Things did not go as planned for Fox Sports viewers who were hoping to watch the first Thursday Night Football NFL game in 4K HDR on September 26th. Comcast pulled the 4K HDR feed from its cable lineup at the last minute for unspecified reasons. A carriage dispute meant that Dish Network customers didn’t get the game at all. The Fox Sports Apple TV app crashed on launch unless users immediately navigated to another screen. There were widespread audio problems, leading Reddit users to discover that switching to the secondary audio feed was a huge improvement.
And most glaringly, Fox Sports said that the emphasis of its production work wasn’t simply 4K resolution but rather HDR colors and dynamic range… and then it did not deliver an HDR feed to any of the streaming services it listed as supporting.
The root of the issue is a good old-fashioned format war: live broadcast television has moved toward an HDR standard called hybrid log-gamma, or HLG, while most consumer devices have prioritized support for the Dolby Vision and HDR10 formats, which is what most movies and TV shows come encoded in. (Broadly, Dolby Vision and HDR10 are known as perceptual quantizer formats, and they depend on additional brightness metadata to work, while HLG does not.)
What all that means is that Fox Sports put out a press release saying that Thursday Night Football would stream in 4K HDR to Apple TV and Roku devices, and then it delivered an HLG HDR stream that those devices do not support. Streaming viewers did get a 4K SDR feed that looked very good, but since the production itself was in 1080p and upscaled to 4K, it wasn’t a tremendous leap in quality.
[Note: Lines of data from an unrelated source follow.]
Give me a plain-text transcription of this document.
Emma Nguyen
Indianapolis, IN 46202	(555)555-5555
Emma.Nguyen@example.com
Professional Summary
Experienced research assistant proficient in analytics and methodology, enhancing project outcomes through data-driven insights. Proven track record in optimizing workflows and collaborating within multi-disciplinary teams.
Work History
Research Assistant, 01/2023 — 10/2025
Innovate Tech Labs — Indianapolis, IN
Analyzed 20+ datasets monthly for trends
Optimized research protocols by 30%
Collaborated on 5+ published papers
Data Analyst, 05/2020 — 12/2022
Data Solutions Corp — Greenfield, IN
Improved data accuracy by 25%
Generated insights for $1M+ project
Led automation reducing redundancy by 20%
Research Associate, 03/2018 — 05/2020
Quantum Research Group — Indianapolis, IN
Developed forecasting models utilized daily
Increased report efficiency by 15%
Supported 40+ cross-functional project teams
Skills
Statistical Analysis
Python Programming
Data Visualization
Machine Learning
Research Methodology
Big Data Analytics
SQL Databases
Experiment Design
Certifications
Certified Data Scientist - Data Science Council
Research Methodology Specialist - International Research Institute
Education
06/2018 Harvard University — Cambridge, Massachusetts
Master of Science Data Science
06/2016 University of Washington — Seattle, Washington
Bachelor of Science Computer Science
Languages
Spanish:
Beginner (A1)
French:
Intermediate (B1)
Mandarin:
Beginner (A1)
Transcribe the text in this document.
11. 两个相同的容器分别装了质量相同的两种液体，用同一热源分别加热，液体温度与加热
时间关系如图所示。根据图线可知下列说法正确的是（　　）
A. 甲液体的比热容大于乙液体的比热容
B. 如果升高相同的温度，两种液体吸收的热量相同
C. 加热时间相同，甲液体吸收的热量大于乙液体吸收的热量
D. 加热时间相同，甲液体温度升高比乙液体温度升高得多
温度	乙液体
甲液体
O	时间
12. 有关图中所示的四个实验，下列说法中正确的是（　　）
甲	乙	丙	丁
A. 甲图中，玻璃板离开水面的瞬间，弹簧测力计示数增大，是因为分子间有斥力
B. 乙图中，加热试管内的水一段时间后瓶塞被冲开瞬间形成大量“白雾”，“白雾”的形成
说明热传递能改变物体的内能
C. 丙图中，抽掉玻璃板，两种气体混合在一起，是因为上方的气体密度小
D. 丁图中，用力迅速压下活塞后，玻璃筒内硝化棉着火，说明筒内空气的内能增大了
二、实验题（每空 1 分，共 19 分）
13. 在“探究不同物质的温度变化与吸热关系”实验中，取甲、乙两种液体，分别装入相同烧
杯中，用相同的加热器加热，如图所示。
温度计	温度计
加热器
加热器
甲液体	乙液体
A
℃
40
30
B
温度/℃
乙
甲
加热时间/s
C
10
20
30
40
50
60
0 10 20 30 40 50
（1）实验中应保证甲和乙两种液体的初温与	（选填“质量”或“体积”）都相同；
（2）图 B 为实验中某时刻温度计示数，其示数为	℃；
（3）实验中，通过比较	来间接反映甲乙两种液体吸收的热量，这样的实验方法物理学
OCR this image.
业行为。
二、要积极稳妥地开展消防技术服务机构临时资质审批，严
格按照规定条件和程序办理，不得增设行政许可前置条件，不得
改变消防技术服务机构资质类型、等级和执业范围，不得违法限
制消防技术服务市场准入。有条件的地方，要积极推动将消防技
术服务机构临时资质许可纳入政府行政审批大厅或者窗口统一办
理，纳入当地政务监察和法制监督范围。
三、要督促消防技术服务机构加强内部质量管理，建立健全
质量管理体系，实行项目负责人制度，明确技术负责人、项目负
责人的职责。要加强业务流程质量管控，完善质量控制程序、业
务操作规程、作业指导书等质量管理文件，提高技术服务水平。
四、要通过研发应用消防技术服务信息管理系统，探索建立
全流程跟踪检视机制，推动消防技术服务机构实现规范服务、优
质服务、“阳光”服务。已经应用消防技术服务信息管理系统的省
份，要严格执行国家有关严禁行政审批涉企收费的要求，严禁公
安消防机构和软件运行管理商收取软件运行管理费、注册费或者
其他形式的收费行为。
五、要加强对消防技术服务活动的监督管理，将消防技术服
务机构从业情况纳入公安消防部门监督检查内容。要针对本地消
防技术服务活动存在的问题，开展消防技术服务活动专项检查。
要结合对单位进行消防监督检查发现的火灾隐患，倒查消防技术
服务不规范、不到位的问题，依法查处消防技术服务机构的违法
The leap was to come from HDR, and it wasn’t there.
Fox Sports did manage to deliver a full HLG 4K HDR feed to traditional broadcast partners: DirecTV, Altice Optimum, and Fios users all reported seeing the game in 4K HDR on those services’ special 4K channels and by all accounts, it looked terrific.
Hopefully, Fox Sports figures out how to deliver the full experience its teams are working hard to produce to its own app as the NFL season goes on, and as it adds more sports like the MLB playoffs in 4K HDR.